Project:
The Effects of Disability, SNAP Participation, and Changes in Benefits on Food Insecurity

Year: 2017

Research Center: Tufts University/University of Connecticut (UConn) RIDGE Program

Investigator: Cho, Seungyeon, Ariun Ishdorj, and Christian Gregory

Institution: Texas A&M University

Project Contact:
Seungyeon Cho
Texas A&M University
600 John Kimbrough Blvd., #341
College Station, TX 77843
Phone: 979-218-0269
Email: arietta111@tamu.edu

Summary:

The Supplemental Nutrition Assistance Program (SNAP) serves more than 42,000 people to reduce food insecurity and improve nutritional well-being by providing $126 average monthly benefits per person (2017). Although the effects of SNAP participation on food insecurity are well documented, the degree to which SNAP reduces food insecurity of households with a member(s) with a disability—households that are more likely to participate and less likely to be food secure—is less recognized. In November 2013, SNAP benefits decreased by around 5 percent, on average, due to the expiration of the American Recovery and Reinvestment Act. If this decrease impacts SNAP’s effectiveness in reducing food insecurity, the effects may differ between households with and without a disabled member.

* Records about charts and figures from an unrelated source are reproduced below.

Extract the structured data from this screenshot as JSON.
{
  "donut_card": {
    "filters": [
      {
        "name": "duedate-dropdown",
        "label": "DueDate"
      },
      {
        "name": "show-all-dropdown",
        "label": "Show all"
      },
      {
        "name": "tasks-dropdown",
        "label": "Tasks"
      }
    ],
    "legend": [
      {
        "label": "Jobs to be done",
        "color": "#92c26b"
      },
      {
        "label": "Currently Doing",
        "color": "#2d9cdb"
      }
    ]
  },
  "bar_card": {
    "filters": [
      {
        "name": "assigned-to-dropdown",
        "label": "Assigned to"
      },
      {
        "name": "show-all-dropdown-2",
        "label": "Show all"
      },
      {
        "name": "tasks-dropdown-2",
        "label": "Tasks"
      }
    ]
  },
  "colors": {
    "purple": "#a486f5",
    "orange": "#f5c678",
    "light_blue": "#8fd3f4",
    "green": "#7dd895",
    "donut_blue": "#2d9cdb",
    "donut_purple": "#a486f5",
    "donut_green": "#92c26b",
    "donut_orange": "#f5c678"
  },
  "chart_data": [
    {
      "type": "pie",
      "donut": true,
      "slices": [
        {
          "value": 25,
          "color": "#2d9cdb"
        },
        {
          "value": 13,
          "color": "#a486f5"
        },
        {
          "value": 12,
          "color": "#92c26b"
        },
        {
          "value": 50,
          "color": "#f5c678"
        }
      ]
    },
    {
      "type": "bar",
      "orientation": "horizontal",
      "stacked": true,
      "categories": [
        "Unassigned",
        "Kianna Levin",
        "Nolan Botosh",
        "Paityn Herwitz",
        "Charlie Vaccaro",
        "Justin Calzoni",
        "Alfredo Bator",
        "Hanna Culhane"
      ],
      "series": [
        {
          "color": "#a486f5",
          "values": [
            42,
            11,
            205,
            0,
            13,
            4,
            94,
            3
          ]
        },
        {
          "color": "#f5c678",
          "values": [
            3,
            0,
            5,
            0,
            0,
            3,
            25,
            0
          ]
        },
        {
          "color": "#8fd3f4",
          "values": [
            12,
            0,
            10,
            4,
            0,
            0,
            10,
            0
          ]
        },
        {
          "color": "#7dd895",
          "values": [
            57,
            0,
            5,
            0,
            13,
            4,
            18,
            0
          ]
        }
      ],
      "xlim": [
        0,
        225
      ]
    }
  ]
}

However, considerably less research has been conducted on this issue.

To fill these research gaps, this study uses the public- and restricted-access National Health Interview Survey (NHIS) 2011–2015 and examines how much the effects of SNAP participation on alleviating food insecurity differ by the presence of a member(s) with a disability in a household and who in the household has disabilities––household head, spouse/partner, and/or children. The study also estimates how much the downsized benefits reduce SNAP’s effectiveness for households with and without a disabled member. An analytical sample for this study comprises 64,209 households below 200 percent of the Federal poverty line, which is broken down into 29 percent SNAP participant households and 25 percent food-insecure households.

To obtain more efficient estimates, a copula-based endogenous switching regression model is employed in which distributions of unobservables are featured by the Ali-Mikhail-Haq (AMH)–Plackett copula function that replaces joint normal distribution and is selected as the best fitting combination of copulas among 25 alternatives. To aid model identification, Sate-specific SNAP policy variables––broad-based categorical eligibility, a vehicle restriction for SNAP asset test, and the combined application process for SNAP––function as instruments. Based on the parameter estimates, the program effects are estimated on the framework of the unconditional and conditional average treatment effects on the treated.

For overall households, SNAP participation reduces the probability of food insecurity by 13.2 percentage points. For those with and without a disabled member, SNAP participation reduces the probability of food insecurity 15.3 and 11.4 percentage points, respectively. For households headed by a person with and without a disability, SNAP participation reduces the probability of food insecurity by 17 and 11.9 percentage points, respectively. On the other hand, SNAP has a greater effect on reducing the probability of food insecurity for households headed by a person with a spouse/partner without a disability than those with disabilities or households headed by a person without a spouse/partner by 13.9 and 11.5 percentage points, respectively. There is little difference in the effects of SNAP by children’s disabilities. Additionally, the results suggest that the downsized SNAP benefits reduce the program’s effectiveness by 3.7 percentage points for households with a member(s) with a disability and 3.9 percentage points for households without a disabled member, with very few differences between those two cohorts.

Overall, this study finds that SNAP participation is more effective in mitigating food insecurity for households with members with disabilities than those without a disabled member and overall households, and the effectiveness of SNAP substantially varies by who in the household has disabilities. This study adds to the literature that the downsized SNAP benefit is related to decreased program effectiveness. In particular, the program effects are rarely sensitive to the use of State-specific SNAP policy variables, but vary by a selection of copula joint distribution functions, meaning that distributional assumptions on unobservables are decisive on the estimated program effects, rather than the use of the instruments that satisfy exclusion restrictions.